A.  ALLAH'A KULLUK - 2  


3. KULLAR


a) Genel olarak kulların durumu (Allah Kullarına –İnsan ve cin topluluklarına- Haber veriyor)


İnanan kullarıma söyle: Namazı kılsınlar, kendilerine verdiğimiz rızıklardan, hiçbir alışverişin, hiçbir dostluğun olmadığı o gün gelmeden önce, gizli ve açık infak etsinler. 14. sure (İBRÂHİM) 31. ayet (Resmi: 14/İniş:72/Alfabetik:40)

 "Benim kullarım aleyhine senin elinde hiçbir güç / kanıt olmayacak. Azgınların seni izleyenleri müstesna." 15. sure (HİCR) 42. ayet (Resmi: 15/İniş:54/Alfabetik:36)

 Haber ver kullarıma: Hiç kuşkusuz benim, evet benim, Gafûr ve Rahîm. 15. sure (HİCR) 49. ayet (Resmi: 15/İniş:54/Alfabetik:36)

Göklerde ve yerde bulunan herkes, Rahman'a kul olarak gelecektir. 19. sure (MERYEM) 93. ayet (Resmi: 19/İniş:44/Alfabetik:63)

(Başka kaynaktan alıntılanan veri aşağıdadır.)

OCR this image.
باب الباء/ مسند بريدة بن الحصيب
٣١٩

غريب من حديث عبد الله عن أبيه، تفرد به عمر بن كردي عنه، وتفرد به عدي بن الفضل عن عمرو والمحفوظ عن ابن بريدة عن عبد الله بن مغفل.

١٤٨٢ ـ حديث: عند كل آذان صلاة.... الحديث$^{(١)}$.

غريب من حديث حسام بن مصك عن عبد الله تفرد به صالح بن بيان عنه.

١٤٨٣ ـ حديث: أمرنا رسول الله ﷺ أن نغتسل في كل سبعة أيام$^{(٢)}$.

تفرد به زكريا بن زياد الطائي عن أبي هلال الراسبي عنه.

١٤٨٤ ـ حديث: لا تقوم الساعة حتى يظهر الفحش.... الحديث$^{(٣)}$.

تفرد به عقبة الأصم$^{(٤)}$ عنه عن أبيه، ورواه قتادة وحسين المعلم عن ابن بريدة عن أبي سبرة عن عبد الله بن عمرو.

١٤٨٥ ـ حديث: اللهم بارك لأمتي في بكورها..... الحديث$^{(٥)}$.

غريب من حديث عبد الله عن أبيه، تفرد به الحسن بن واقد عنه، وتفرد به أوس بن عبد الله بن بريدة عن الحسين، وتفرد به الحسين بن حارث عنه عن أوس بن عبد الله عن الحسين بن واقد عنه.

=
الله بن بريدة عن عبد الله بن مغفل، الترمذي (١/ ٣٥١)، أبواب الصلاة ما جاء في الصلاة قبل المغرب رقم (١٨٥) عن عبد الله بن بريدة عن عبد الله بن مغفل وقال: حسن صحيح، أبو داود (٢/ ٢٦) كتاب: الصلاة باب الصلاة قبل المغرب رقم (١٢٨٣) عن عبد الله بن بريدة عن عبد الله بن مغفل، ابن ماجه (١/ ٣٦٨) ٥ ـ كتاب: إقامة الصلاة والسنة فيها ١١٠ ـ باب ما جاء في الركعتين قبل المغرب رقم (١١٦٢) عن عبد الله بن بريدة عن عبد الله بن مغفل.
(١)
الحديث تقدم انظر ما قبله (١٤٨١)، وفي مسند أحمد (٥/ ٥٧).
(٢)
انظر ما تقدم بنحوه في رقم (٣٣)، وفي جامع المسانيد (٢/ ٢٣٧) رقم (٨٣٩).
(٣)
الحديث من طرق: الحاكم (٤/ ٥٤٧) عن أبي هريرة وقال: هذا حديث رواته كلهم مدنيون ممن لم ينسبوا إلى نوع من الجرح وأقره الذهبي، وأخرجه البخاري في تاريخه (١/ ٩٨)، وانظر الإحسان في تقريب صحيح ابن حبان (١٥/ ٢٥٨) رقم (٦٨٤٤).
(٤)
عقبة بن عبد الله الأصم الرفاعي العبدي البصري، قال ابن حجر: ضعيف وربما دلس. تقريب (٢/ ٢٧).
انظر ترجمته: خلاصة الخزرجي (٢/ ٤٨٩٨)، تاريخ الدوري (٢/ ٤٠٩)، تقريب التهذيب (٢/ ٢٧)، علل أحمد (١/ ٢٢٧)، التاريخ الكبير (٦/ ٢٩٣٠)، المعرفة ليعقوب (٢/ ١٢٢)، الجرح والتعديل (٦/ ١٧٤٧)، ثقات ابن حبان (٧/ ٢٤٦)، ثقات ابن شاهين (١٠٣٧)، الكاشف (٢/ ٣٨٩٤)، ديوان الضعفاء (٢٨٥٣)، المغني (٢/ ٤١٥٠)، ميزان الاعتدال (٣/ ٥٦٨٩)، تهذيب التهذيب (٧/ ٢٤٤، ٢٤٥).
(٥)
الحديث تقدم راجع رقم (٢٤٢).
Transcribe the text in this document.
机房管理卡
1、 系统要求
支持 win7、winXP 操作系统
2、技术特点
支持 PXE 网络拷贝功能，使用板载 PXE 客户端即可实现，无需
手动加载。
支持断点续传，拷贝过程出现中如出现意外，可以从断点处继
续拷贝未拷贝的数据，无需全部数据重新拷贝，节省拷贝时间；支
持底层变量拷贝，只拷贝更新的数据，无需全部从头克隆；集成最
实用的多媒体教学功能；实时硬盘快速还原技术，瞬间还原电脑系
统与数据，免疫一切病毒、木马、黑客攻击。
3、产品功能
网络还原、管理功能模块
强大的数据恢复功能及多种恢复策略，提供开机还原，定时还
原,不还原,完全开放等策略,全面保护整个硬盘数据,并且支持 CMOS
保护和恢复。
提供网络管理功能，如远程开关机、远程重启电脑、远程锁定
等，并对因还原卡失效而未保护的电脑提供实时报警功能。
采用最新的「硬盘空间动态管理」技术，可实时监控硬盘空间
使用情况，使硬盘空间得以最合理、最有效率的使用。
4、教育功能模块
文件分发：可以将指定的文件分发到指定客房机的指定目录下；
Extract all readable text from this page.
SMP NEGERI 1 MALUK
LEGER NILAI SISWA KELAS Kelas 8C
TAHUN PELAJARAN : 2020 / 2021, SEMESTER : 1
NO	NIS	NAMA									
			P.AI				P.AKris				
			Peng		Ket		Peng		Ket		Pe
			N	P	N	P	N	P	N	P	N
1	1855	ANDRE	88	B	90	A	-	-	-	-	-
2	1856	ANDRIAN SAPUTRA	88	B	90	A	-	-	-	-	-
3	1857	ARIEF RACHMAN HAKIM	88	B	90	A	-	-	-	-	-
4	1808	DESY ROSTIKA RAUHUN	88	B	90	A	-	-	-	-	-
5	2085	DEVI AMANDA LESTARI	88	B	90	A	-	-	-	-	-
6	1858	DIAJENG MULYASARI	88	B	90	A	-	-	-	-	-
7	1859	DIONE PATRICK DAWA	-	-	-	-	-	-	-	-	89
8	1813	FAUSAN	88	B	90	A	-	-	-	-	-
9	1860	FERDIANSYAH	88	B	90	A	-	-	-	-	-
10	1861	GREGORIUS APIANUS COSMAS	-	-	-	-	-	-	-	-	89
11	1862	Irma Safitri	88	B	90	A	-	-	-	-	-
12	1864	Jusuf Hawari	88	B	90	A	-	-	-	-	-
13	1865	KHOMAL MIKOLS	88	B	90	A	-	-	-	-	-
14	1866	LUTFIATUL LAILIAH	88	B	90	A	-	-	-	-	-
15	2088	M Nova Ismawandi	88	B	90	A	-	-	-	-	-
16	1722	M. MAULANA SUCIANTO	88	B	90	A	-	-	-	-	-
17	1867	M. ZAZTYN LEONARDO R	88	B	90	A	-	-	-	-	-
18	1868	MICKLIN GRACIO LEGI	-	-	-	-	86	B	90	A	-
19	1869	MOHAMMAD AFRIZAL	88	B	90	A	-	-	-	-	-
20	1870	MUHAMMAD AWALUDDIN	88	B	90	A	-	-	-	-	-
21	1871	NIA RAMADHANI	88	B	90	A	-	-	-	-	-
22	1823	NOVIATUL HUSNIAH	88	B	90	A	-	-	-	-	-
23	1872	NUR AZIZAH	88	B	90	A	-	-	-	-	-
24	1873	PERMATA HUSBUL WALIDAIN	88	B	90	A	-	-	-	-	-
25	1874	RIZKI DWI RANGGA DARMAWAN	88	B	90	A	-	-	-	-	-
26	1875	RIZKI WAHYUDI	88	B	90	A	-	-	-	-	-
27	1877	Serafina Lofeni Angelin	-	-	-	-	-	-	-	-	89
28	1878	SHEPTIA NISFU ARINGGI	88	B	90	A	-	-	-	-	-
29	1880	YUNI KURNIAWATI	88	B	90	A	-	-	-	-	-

 Eğer nankörlüğe saparsanız şu bir gerçek ki, Allah size muhtaç olmayacak bir Gani'dir. O, kulları için inkar ve nankörlüğe razı olmaz. Eğer şükrederseniz bunu sizin için rızasına uygun bulur. Hiçbir günahkar bir başkasının günahını yüklenmez. Sonunda dönüşünüz ancak Rabbinizedir. O size, işlemiş olduklarınızı haber verecektir. O, göğüslerin saklamakta olduklarını çok iyi bilir. 39. sure (ZÜMER) 7. ayet (Resmi: 39/İniş:59/Alfabetik:114)

Tarafımdan söyle: "Ey iman eden kullarım, Rabbinizden korkun! Bu dünya hayatında güzel düşünüp güzel davrananlara güzellik vardır. Allah'ın toprağı / yeryüzü geniştir. Sadece sabredenlere, ücretleri hesapsız ödenecektir." 39. sure (ZÜMER) 10. ayet (Resmi: 39/İniş:59/Alfabetik:114)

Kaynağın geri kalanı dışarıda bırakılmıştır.